Will win: Hudson. Hers is too good a story not to get the fairy-tale ending, and none of the other nominees have built up enough momentum to overtake her. Though again, the supporting races can pack some surprises.

Should win: Kikuchi's performance still haunts me, but I'd give the award to Blanchett. For an actress who's best known for playing ladies of iron will and fearsome intelligence, she's remarkably convincing here as a naive, weak-willed, slowly unraveling woman all too ill equipped to resist her own impulses, yet has the presence to face off with la Dench and still more than hold her own.


Nominees: "Babel," "The Queen," "Little Miss Sunshine," "Pan's Labyrinth," "Letters from Iwo Jima"

Will win: "Little Miss Sunshine." Again, there's all that goodwill, and apart from Best Picture, this is the movie's best shot at an Oscar

Should win: Oddly, while I thought this was a good year for movies, I didn't find it to be a particularly good year for screenplays. I felt like most of this year's standouts rode on the strength of their direction, visuals, and/or acting rather than the writing. Among this lot, I'll give a very qualified nod to "Little Miss Sunshine," because, despite its loads of painful contrivances, it had a basic underlying humanity I appreciated, and it made me laugh. A lot. Though how much of that is due to pitch-perfect delivery by an incomparable cast, rather than the words on the page, is hard to say.


Nominees: "The Departed"; "Little Children"; "Children of Men"; "Notes on a Scandal"; "Borat"

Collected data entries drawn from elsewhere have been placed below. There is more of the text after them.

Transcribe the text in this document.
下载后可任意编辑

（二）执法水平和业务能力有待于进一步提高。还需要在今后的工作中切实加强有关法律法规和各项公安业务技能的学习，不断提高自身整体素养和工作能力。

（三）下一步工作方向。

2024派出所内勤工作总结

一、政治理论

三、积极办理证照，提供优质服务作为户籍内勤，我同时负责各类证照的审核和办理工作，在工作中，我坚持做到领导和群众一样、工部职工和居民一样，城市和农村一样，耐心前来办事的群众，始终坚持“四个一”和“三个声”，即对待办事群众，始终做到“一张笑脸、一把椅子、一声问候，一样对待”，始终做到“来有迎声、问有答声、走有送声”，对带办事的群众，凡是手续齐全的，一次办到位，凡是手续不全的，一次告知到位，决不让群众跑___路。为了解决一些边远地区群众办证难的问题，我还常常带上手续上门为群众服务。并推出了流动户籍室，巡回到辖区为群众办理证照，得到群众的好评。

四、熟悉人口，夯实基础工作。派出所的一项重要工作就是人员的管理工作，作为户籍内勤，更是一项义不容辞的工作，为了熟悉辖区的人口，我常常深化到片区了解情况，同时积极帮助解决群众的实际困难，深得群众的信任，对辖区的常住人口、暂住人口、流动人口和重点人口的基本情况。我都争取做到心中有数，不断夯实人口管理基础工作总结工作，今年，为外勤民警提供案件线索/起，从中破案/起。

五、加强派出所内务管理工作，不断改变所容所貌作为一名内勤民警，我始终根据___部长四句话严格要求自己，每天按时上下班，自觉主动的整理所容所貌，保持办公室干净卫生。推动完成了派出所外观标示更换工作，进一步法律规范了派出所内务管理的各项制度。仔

Will win: "The Departed." Never mind that nearly all of its plot points are copied from the Hong Kong "Infernal Affairs" trilogy - I guess that's "adaptation" for you.

Should win: Despite that small gripe, "The Departed" deserves this award. It does a fine job transferring the action and sociocultural conflict from Hong Kong to Boston. But if the screenwriters (or for that matter, the producers) get more than half a minute for their thank you speech, they sure as hell better thank the writers of "Infernal Affairs."

And that's a wrap. See you all on February 26!